If you have not made the acquaintance of your needs, then it is going to be very hard, indeed, for you to do a good or even adequate job of meeting those needs.

This issue has a great deal to do with why, in the face of her enormous loss, she found herself persistently suicidal and barely goes on living.

We are not static, but rather have elements of continuity and of discontinuity. We are and are not same person as teenagers and as persons in our fifties who have a vastly larger and more complicated storehouse of experience, not to mention, quite possibly, new and different responsibilities to and for other people.

From developmental stage to developmental stage, we require adaptations, a second look and then perhaps a third and fourth look at aspects of ourselves.
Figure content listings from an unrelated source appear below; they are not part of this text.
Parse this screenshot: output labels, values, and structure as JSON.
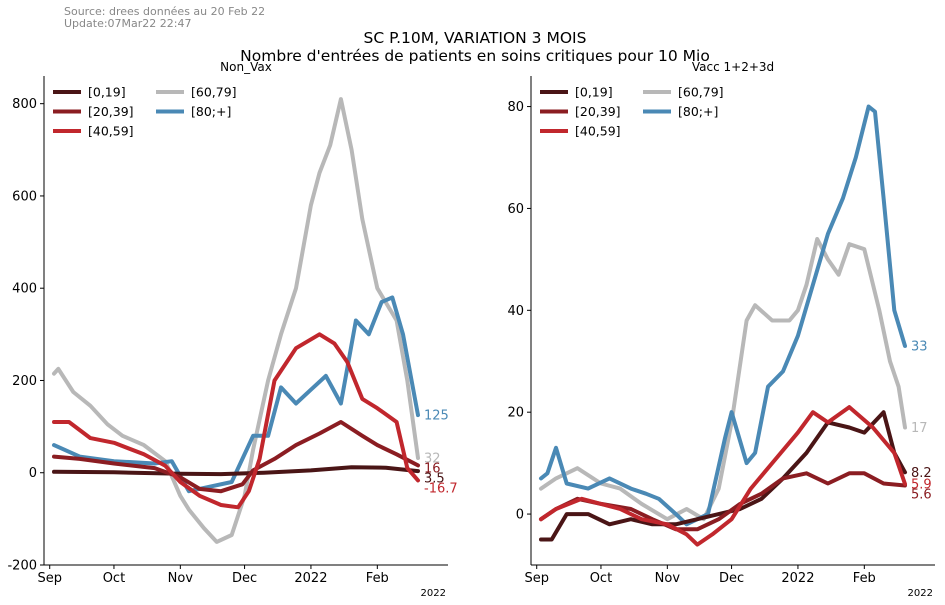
{
  "header": {
    "source_line1": "Source: drees données au 20 Feb 22",
    "source_line2": "Update:07Mar22 22:47",
    "title_line1": "SC P.10M, VARIATION 3 MOIS",
    "title_line2": "Nombre d'entrées de patients en soins critiques pour 10 Mio"
  },
  "colors": {
    "[0,19]": "#4a1516",
    "[20,39]": "#8b1d22",
    "[40,59]": "#c1272d",
    "[60,79]": "#b8b8b8",
    "[80;+]": "#4a89b5"
  },
  "chart_data": [
    {
      "type": "line",
      "title": "Non_Vax",
      "xlabel": "",
      "ylabel": "",
      "x_range": [
        "2021-09-03",
        "2022-02-20"
      ],
      "x_ticks": [
        {
          "date": "2021-09-01",
          "label": "Sep"
        },
        {
          "date": "2021-10-01",
          "label": "Oct"
        },
        {
          "date": "2021-11-01",
          "label": "Nov"
        },
        {
          "date": "2021-12-01",
          "label": "Dec"
        },
        {
          "date": "2022-01-01",
          "label": "2022"
        },
        {
          "date": "2022-02-01",
          "label": "Feb"
        }
      ],
      "x_offset_label": "2022",
      "ylim": [
        -200,
        860
      ],
      "y_ticks": [
        -200,
        0,
        200,
        400,
        600,
        800
      ],
      "grid": false,
      "legend_position": "top-left",
      "series": [
        {
          "name": "[0,19]",
          "points": [
            [
              "2021-09-03",
              2
            ],
            [
              "2021-10-01",
              1
            ],
            [
              "2021-11-01",
              -2
            ],
            [
              "2021-11-20",
              -3
            ],
            [
              "2021-12-10",
              0
            ],
            [
              "2022-01-01",
              5
            ],
            [
              "2022-01-20",
              12
            ],
            [
              "2022-02-05",
              11
            ],
            [
              "2022-02-20",
              3.5
            ]
          ],
          "end_label": "3.5"
        },
        {
          "name": "[20,39]",
          "points": [
            [
              "2021-09-03",
              35
            ],
            [
              "2021-09-15",
              30
            ],
            [
              "2021-10-01",
              20
            ],
            [
              "2021-10-20",
              10
            ],
            [
              "2021-11-01",
              -10
            ],
            [
              "2021-11-10",
              -35
            ],
            [
              "2021-11-20",
              -40
            ],
            [
              "2021-11-30",
              -25
            ],
            [
              "2021-12-05",
              5
            ],
            [
              "2021-12-15",
              30
            ],
            [
              "2021-12-25",
              60
            ],
            [
              "2022-01-05",
              85
            ],
            [
              "2022-01-15",
              110
            ],
            [
              "2022-01-25",
              80
            ],
            [
              "2022-02-01",
              60
            ],
            [
              "2022-02-10",
              40
            ],
            [
              "2022-02-20",
              16
            ]
          ],
          "end_label": "16"
        },
        {
          "name": "[40,59]",
          "points": [
            [
              "2021-09-03",
              110
            ],
            [
              "2021-09-10",
              110
            ],
            [
              "2021-09-20",
              75
            ],
            [
              "2021-10-01",
              65
            ],
            [
              "2021-10-15",
              40
            ],
            [
              "2021-10-25",
              15
            ],
            [
              "2021-11-01",
              -20
            ],
            [
              "2021-11-10",
              -50
            ],
            [
              "2021-11-20",
              -70
            ],
            [
              "2021-11-28",
              -75
            ],
            [
              "2021-12-03",
              -40
            ],
            [
              "2021-12-08",
              30
            ],
            [
              "2021-12-15",
              200
            ],
            [
              "2021-12-25",
              270
            ],
            [
              "2022-01-05",
              300
            ],
            [
              "2022-01-12",
              280
            ],
            [
              "2022-01-18",
              240
            ],
            [
              "2022-01-25",
              160
            ],
            [
              "2022-02-01",
              140
            ],
            [
              "2022-02-10",
              110
            ],
            [
              "2022-02-15",
              10
            ],
            [
              "2022-02-20",
              -16.7
            ]
          ],
          "end_label": "-16.7"
        },
        {
          "name": "[60,79]",
          "points": [
            [
              "2021-09-03",
              215
            ],
            [
              "2021-09-05",
              225
            ],
            [
              "2021-09-12",
              175
            ],
            [
              "2021-09-20",
              145
            ],
            [
              "2021-09-28",
              105
            ],
            [
              "2021-10-05",
              80
            ],
            [
              "2021-10-15",
              60
            ],
            [
              "2021-10-25",
              25
            ],
            [
              "2021-11-01",
              -50
            ],
            [
              "2021-11-05",
              -80
            ],
            [
              "2021-11-12",
              -120
            ],
            [
              "2021-11-18",
              -150
            ],
            [
              "2021-11-25",
              -135
            ],
            [
              "2021-12-01",
              -50
            ],
            [
              "2021-12-05",
              50
            ],
            [
              "2021-12-12",
              200
            ],
            [
              "2021-12-18",
              300
            ],
            [
              "2021-12-25",
              400
            ],
            [
              "2022-01-01",
              580
            ],
            [
              "2022-01-05",
              650
            ],
            [
              "2022-01-10",
              710
            ],
            [
              "2022-01-15",
              810
            ],
            [
              "2022-01-20",
              700
            ],
            [
              "2022-01-25",
              550
            ],
            [
              "2022-02-01",
              400
            ],
            [
              "2022-02-10",
              330
            ],
            [
              "2022-02-15",
              200
            ],
            [
              "2022-02-20",
              32
            ]
          ],
          "end_label": "32"
        },
        {
          "name": "[80;+]",
          "points": [
            [
              "2021-09-03",
              60
            ],
            [
              "2021-09-15",
              35
            ],
            [
              "2021-10-01",
              25
            ],
            [
              "2021-10-20",
              20
            ],
            [
              "2021-10-28",
              25
            ],
            [
              "2021-11-05",
              -40
            ],
            [
              "2021-11-15",
              -30
            ],
            [
              "2021-11-25",
              -20
            ],
            [
              "2021-12-05",
              80
            ],
            [
              "2021-12-12",
              80
            ],
            [
              "2021-12-18",
              185
            ],
            [
              "2021-12-25",
              150
            ],
            [
              "2022-01-01",
              180
            ],
            [
              "2022-01-08",
              210
            ],
            [
              "2022-01-15",
              150
            ],
            [
              "2022-01-22",
              330
            ],
            [
              "2022-01-28",
              300
            ],
            [
              "2022-02-03",
              370
            ],
            [
              "2022-02-08",
              380
            ],
            [
              "2022-02-13",
              300
            ],
            [
              "2022-02-20",
              125
            ]
          ],
          "end_label": "125"
        }
      ]
    },
    {
      "type": "line",
      "title": "Vacc 1+2+3d",
      "xlabel": "",
      "ylabel": "",
      "x_range": [
        "2021-09-03",
        "2022-02-20"
      ],
      "x_ticks": [
        {
          "date": "2021-09-01",
          "label": "Sep"
        },
        {
          "date": "2021-10-01",
          "label": "Oct"
        },
        {
          "date": "2021-11-01",
          "label": "Nov"
        },
        {
          "date": "2021-12-01",
          "label": "Dec"
        },
        {
          "date": "2022-01-01",
          "label": "2022"
        },
        {
          "date": "2022-02-01",
          "label": "Feb"
        }
      ],
      "x_offset_label": "2022",
      "ylim": [
        -10,
        86
      ],
      "y_ticks": [
        0,
        20,
        40,
        60,
        80
      ],
      "grid": false,
      "legend_position": "top-left",
      "series": [
        {
          "name": "[0,19]",
          "points": [
            [
              "2021-09-03",
              -5
            ],
            [
              "2021-09-08",
              -5
            ],
            [
              "2021-09-15",
              0
            ],
            [
              "2021-09-25",
              0
            ],
            [
              "2021-10-05",
              -2
            ],
            [
              "2021-10-15",
              -1
            ],
            [
              "2021-10-25",
              -2
            ],
            [
              "2021-11-05",
              -2
            ],
            [
              "2021-11-15",
              -1
            ],
            [
              "2021-11-25",
              0
            ],
            [
              "2021-12-05",
              1
            ],
            [
              "2021-12-15",
              3
            ],
            [
              "2021-12-25",
              7
            ],
            [
              "2022-01-05",
              12
            ],
            [
              "2022-01-15",
              18
            ],
            [
              "2022-01-25",
              17
            ],
            [
              "2022-02-01",
              16
            ],
            [
              "2022-02-10",
              20
            ],
            [
              "2022-02-15",
              12
            ],
            [
              "2022-02-20",
              8.2
            ]
          ],
          "end_label": "8.2"
        },
        {
          "name": "[20,39]",
          "points": [
            [
              "2021-09-03",
              -1
            ],
            [
              "2021-09-10",
              1
            ],
            [
              "2021-09-20",
              3
            ],
            [
              "2021-10-01",
              2
            ],
            [
              "2021-10-15",
              1
            ],
            [
              "2021-10-25",
              -1
            ],
            [
              "2021-11-05",
              -3
            ],
            [
              "2021-11-15",
              -3
            ],
            [
              "2021-11-25",
              -1
            ],
            [
              "2021-12-05",
              2
            ],
            [
              "2021-12-15",
              4
            ],
            [
              "2021-12-25",
              7
            ],
            [
              "2022-01-05",
              8
            ],
            [
              "2022-01-15",
              6
            ],
            [
              "2022-01-25",
              8
            ],
            [
              "2022-02-01",
              8
            ],
            [
              "2022-02-10",
              6
            ],
            [
              "2022-02-20",
              5.6
            ]
          ],
          "end_label": "5.6"
        },
        {
          "name": "[40,59]",
          "points": [
            [
              "2021-09-03",
              -1
            ],
            [
              "2021-09-10",
              1
            ],
            [
              "2021-09-22",
              3
            ],
            [
              "2021-10-01",
              2
            ],
            [
              "2021-10-10",
              1
            ],
            [
              "2021-10-20",
              -1
            ],
            [
              "2021-11-01",
              -2
            ],
            [
              "2021-11-10",
              -4
            ],
            [
              "2021-11-15",
              -6
            ],
            [
              "2021-11-22",
              -4
            ],
            [
              "2021-12-01",
              -1
            ],
            [
              "2021-12-10",
              5
            ],
            [
              "2021-12-20",
              10
            ],
            [
              "2022-01-01",
              16
            ],
            [
              "2022-01-08",
              20
            ],
            [
              "2022-01-15",
              18
            ],
            [
              "2022-01-25",
              21
            ],
            [
              "2022-02-05",
              17
            ],
            [
              "2022-02-15",
              12
            ],
            [
              "2022-02-20",
              5.9
            ]
          ],
          "end_label": "5.9"
        },
        {
          "name": "[60,79]",
          "points": [
            [
              "2021-09-03",
              5
            ],
            [
              "2021-09-10",
              7
            ],
            [
              "2021-09-20",
              9
            ],
            [
              "2021-10-01",
              6
            ],
            [
              "2021-10-10",
              5
            ],
            [
              "2021-10-20",
              2
            ],
            [
              "2021-11-01",
              -1
            ],
            [
              "2021-11-10",
              1
            ],
            [
              "2021-11-18",
              -1
            ],
            [
              "2021-11-25",
              5
            ],
            [
              "2021-12-01",
              18
            ],
            [
              "2021-12-08",
              38
            ],
            [
              "2021-12-12",
              41
            ],
            [
              "2021-12-20",
              38
            ],
            [
              "2021-12-28",
              38
            ],
            [
              "2022-01-01",
              40
            ],
            [
              "2022-01-05",
              45
            ],
            [
              "2022-01-10",
              54
            ],
            [
              "2022-01-15",
              50
            ],
            [
              "2022-01-20",
              47
            ],
            [
              "2022-01-25",
              53
            ],
            [
              "2022-02-01",
              52
            ],
            [
              "2022-02-08",
              40
            ],
            [
              "2022-02-13",
              30
            ],
            [
              "2022-02-17",
              25
            ],
            [
              "2022-02-20",
              17
            ]
          ],
          "end_label": "17"
        },
        {
          "name": "[80;+]",
          "points": [
            [
              "2021-09-03",
              7
            ],
            [
              "2021-09-06",
              8
            ],
            [
              "2021-09-10",
              13
            ],
            [
              "2021-09-15",
              6
            ],
            [
              "2021-09-25",
              5
            ],
            [
              "2021-10-05",
              7
            ],
            [
              "2021-10-15",
              5
            ],
            [
              "2021-10-22",
              4
            ],
            [
              "2021-10-28",
              3
            ],
            [
              "2021-11-05",
              0
            ],
            [
              "2021-11-10",
              -2
            ],
            [
              "2021-11-15",
              -1
            ],
            [
              "2021-11-20",
              0
            ],
            [
              "2021-11-28",
              15
            ],
            [
              "2021-12-01",
              20
            ],
            [
              "2021-12-08",
              10
            ],
            [
              "2021-12-12",
              12
            ],
            [
              "2021-12-18",
              25
            ],
            [
              "2021-12-25",
              28
            ],
            [
              "2022-01-01",
              35
            ],
            [
              "2022-01-08",
              45
            ],
            [
              "2022-01-15",
              55
            ],
            [
              "2022-01-22",
              62
            ],
            [
              "2022-01-28",
              70
            ],
            [
              "2022-02-03",
              80
            ],
            [
              "2022-02-06",
              79
            ],
            [
              "2022-02-10",
              62
            ],
            [
              "2022-02-15",
              40
            ],
            [
              "2022-02-20",
              33
            ]
          ],
          "end_label": "33"
        }
      ]
    }
  ]
}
In order to be able to deal well with the world, we must be able to deal with ourselves, as we were and as we are.

Perhaps it could be said that we are not indulging ourselves when we pay attention to ourselves and do necessary maintenance and repairs on ourselves in psychotherapy any more than we are indulging our cars when we take them in for servicing.

A patient says, “I was in therapy twenty years ago and I worked all this through and I can’t believe that here I am again with the same set of problems. Did I not work it through? I sure thought that I had. Am I just indulging myself sitting here with the same old complaints.”

What is not so clear to this patient is that he is not quite who he was twenty years ago. The world has changed and so has the world inside him. Life now makes different demands on him and he asks somewhat different things of himself and of the world. As a result he comes at the old problems from a slightly or more than slightly changed angle.

So the old problems have a new look. His way of looking is changed , too. So his psychological troubles, his aching quandaries are the same but different, maddeningly familiar and newly vexing all at once. The old insights have their place, but they must find a new context.

The fact that psychotherapy worked for him two decades ago is a positive prognostic sign, despite his worry that it is nothing but self-indulgence. Actually, it could be argued that his not coming to therapy, but instead bottling up his concerns inside and denying them, would be a more dangerous form of self-indulgence.

Allied to the worry that psychotherapy is only self-indulgent is often a hint or more
than a hint of grandiosity. The notion of a self-sufficient self, a way of being in which need for interchange with others in the areas that are
problematic for a person does not exist, is at once a grandiose notion and a form of self-starvation.

We are built to need. We are built to communicate. We are built to be interdependent. We are built both to have problems and to have possibilities.
The benefits of other minds and other hearts are essential to us.

Psychotherapy, at its best, is a selfy process that is tailored to the realities of our situations as human beings who are small, suffering, confused, but also very resourceful. If it indulges us, it indulges our actual natures and helps us open up new developmental pathways.